Voilà, c'était dit. Ça trottait sous nos yeux depuis un bon bout de temps mais l'officialisation faisait quand même un brin mal. Il croyait s'être ainsi affranchis de son existence. Il voyait déjà en l’alliance, une sorte de vertu qui éloignerait de lui les pépins. Non content de rester dans sa merde qu'il ne considérait plus, il y traînait Jane avec lui...c'était finement joué. Il se disait amoureux...c'est pire que trois fois rien si l'on y regarde au début. C'est tenir ensemble qui est dur...Je les voyais pas bien soudés. Quand on est revenu au pub, ils ont fait claquer leurs langues et se sont collés un baiser. C'était l'habitude. N'empêche que cette fois, cette petite comédie a prit un goût sacrément dégueulasse, et jusque dans ma bouche. Je me débarrassais pas de l'aigritude qui me prenait à les voir s'enlacer ainsi. Il savait donc pas que la merde nous suit..? Inexorablement...Qu'on est pas fait pour cette vie là, que la bourlingue nous attend et nous rattrape au tournant, en dépit de tout ce qu'on peut faire ou souhaiter...en dépit même d'hier.

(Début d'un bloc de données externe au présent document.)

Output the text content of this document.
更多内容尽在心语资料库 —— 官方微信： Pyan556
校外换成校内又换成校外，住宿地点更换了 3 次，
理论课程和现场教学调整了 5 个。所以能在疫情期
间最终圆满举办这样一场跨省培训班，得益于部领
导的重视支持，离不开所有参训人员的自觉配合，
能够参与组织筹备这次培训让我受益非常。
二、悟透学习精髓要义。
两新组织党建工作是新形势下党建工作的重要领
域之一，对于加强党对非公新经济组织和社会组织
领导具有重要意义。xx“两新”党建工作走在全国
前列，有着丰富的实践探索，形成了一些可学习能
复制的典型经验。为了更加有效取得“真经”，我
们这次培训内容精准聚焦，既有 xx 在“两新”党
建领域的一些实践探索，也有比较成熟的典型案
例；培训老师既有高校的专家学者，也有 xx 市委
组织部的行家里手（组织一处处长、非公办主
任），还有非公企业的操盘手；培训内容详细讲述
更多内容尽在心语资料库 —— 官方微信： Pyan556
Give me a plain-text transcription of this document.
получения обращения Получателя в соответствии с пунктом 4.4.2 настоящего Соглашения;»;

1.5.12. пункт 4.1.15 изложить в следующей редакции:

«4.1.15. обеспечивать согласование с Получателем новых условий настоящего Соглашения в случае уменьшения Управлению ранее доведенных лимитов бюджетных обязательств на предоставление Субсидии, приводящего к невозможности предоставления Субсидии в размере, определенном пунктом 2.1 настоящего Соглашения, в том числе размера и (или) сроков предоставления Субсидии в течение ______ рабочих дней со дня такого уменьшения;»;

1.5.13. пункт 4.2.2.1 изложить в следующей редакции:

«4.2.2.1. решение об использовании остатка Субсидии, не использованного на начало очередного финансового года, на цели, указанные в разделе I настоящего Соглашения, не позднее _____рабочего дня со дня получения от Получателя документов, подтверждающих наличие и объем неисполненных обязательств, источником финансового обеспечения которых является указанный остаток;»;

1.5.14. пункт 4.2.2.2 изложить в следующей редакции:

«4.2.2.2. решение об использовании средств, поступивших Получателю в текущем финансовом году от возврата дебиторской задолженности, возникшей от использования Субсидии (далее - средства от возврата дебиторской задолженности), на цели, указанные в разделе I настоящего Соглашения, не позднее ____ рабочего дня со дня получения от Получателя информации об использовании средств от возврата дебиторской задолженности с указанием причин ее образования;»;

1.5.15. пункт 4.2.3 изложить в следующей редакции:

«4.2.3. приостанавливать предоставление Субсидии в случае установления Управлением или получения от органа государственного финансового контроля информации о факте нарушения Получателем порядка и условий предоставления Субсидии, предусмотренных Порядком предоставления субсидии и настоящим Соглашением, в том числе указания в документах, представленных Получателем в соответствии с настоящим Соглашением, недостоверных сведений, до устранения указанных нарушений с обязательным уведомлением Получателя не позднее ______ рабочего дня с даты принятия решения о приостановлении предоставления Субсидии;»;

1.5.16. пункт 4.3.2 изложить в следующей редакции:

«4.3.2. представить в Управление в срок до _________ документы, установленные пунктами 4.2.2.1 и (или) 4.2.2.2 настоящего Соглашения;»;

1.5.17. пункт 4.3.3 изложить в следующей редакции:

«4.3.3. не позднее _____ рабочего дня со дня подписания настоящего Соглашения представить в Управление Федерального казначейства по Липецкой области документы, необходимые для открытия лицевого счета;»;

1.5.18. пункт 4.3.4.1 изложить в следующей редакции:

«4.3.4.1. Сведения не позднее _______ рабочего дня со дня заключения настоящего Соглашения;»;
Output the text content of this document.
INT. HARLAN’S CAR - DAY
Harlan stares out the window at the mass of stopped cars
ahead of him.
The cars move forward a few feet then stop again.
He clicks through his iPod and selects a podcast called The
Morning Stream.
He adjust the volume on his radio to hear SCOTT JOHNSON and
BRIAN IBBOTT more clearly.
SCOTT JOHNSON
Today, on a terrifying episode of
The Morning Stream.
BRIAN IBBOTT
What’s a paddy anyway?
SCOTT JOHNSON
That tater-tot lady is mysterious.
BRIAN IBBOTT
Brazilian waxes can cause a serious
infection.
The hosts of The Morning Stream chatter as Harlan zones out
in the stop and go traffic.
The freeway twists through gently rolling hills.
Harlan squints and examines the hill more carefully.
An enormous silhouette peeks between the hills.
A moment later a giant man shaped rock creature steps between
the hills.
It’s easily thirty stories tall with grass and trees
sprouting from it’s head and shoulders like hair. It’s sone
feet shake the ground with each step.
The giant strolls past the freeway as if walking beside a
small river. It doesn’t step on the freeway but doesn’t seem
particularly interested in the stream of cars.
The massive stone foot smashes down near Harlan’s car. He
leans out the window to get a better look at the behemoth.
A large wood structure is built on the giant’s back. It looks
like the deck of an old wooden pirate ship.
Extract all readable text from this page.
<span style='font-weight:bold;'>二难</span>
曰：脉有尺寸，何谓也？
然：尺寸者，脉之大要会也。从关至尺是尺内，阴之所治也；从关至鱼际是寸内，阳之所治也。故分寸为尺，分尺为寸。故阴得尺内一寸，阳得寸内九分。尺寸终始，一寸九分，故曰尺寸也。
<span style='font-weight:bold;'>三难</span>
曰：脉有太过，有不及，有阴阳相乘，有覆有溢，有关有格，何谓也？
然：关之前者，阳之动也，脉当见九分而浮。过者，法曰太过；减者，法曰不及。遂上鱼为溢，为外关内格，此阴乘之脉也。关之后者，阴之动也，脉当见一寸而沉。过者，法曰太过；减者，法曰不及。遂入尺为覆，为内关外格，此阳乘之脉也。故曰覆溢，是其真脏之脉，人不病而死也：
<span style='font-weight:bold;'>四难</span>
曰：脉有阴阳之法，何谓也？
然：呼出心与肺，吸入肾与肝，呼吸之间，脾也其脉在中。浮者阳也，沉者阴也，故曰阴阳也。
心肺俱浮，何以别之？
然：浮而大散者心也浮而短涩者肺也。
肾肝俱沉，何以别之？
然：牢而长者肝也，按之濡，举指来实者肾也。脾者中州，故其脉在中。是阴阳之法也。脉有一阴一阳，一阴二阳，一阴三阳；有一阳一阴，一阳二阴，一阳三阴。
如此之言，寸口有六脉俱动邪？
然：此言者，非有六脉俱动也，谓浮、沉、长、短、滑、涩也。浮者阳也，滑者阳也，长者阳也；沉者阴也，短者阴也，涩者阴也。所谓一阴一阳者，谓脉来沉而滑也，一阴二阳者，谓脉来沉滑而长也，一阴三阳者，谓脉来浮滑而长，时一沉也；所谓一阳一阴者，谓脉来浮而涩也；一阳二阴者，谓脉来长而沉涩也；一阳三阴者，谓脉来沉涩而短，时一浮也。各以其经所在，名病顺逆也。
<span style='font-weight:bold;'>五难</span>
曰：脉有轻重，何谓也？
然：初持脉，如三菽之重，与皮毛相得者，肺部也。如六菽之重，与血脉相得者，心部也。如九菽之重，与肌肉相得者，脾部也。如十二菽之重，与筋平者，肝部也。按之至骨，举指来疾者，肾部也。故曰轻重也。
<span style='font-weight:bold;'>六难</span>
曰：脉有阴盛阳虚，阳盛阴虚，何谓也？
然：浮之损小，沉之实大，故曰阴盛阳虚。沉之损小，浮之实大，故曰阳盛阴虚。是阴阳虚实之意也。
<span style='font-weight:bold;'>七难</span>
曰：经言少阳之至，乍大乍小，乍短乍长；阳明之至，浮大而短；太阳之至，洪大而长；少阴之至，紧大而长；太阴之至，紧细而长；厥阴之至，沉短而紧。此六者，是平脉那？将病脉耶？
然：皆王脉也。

    Il l'aimait...la belle affaire !
    Tout le hameau le sut bien vite et on organisa une sacrée fête en leur honneur, qui se tenait depuis le pub et se prolongeait jusque dans tout le village. Dans l'après midi, il s'y étaient mariés. Le prêtre officiait derrière le comptoir et les alliances furent apportées dans un fond de whisky. Je comprenais le capitaine qui s'était tiré avant cette mascarade...A la fin, la plupart avaient totalement perdu conscience du prétexte à la fête. Ils se tenaient juste, horriblement lourds, le litre à la main et désarticulés tels de grotesques pantins. Tout ça prenait une résonance sacrément moyenâgeuse. Quelques vieux types à la barbe clairsemée de bière clamaient haut et fort qu'on se souviendrait encore longtemps de la 'nuit aux cent fûts percés'. Au milieu du tumulte et des clameurs lourdes, il y eut, tout de même, une petite étoile qui vint briller, l'espace d'un instant lors de cette nuit. Pour une fois, le pub fut témoin d'autre chose qu'une rixe alcoolisée. Jane avait invité une vieille connaissance, une amie chanteuse qu'elle n'avait plus vu depuis longtemps. Elle était arrivée enthousiaste. Norah qu'elle s'appelait. Elle était flanquée d'un vieux guitariste pouilleux qui paraissait avoir traîné sa gratte dans toutes les miteuses scènes de Grande-Bretagne. Le type même de l'artiste talentueux et raté à la fois. Il laissait pendre des mèches grasses sur son front suant, Norah, à côté de lui, avait l'air d'une irrésistible beauté. Elle se tenait droite et gênée sur une petite estrade, installée derrière le comptoir, elle aussi. Son guitariste s'était assis dessus, au milieu de quelques bouteilles en vrac qu'il contribuait à vider, mélancolique. Alors que les rires sales et jaunes donnaient à la salle un échos rance, elle s'élançait dans une petite mélodie...Une douce litanie qui s'éleva dans la salle, au beau milieu des porcs qui s'affairaient autours des jambes de la mariée, qui s'envolait, presque inaudible et pleine de peines.

    The falling leaves...Our souls we've sold...
    The autumn leaves...All red and gold...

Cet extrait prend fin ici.